As a child I liked books with little drawings and this attraction for text accompanied by images remains with me today. It gives me the greatest pleasure when I find a well-written story with illustrations drawn by the author herself. It was precisely this combination in Persepolis, by the Iranian author Marjane Satrapi, that captivated me. Her very first pages pulled me in, evoking my days as a reader of comic books, but I did not imagine that her vision of Iran would affect me so deeply.
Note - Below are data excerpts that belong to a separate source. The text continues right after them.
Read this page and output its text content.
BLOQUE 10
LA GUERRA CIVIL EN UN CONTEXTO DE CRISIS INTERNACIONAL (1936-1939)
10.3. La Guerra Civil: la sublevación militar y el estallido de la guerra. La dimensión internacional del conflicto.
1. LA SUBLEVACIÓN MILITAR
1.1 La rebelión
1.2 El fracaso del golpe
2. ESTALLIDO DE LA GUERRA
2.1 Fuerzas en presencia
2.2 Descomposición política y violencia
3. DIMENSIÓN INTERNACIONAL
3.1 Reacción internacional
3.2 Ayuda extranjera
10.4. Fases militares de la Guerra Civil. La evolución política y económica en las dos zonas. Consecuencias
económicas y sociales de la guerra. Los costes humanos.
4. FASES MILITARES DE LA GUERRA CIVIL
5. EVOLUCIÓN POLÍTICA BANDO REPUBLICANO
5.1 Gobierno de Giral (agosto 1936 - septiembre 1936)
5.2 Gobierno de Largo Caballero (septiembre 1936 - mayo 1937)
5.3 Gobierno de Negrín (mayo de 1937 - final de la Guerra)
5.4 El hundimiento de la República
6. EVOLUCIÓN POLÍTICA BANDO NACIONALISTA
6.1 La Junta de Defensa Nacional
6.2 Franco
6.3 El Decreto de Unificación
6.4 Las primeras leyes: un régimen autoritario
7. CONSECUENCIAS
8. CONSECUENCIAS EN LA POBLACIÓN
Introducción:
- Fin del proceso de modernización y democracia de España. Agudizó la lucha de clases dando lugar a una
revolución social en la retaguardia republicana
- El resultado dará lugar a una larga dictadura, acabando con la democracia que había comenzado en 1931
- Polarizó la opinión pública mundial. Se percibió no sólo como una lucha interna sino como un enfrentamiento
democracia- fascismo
Like everything that comes quite late to my Island, first I learned of the green tide in Tehran and later was able to explore the story of this woman growing up in the midst of intolerance and prohibitions. The young Marjane can’t stop asking questions, as has been the case for me for more than twenty years. If it weren’t for the black veil on her hair and the constant presence of religion, I would think that Persepolis tells the story of the Cuba in which I’ve lived. Especially with regards to the extreme tension, the constant mention of an external enemy and the creation of a cast of martyrs around the fallen.
I showed Teo some pages of the book and he fixed his eyes on the panel where Marjane reflects about a political billboard. It featured the phrase, “To die as a martyr is to inject blood into the veins of society” for which the girl drew a body that was screaming while transfusing the insatiable Nation. My son, who is no slouch when it comes to questioning everything, found similarities with the slogan, “We are ready to shed every last drop of our blood,” so often repeated in these parts. I could not control my graphic imagination and visualized a Cuban dripping on native soil, after being squeezed to the maximum.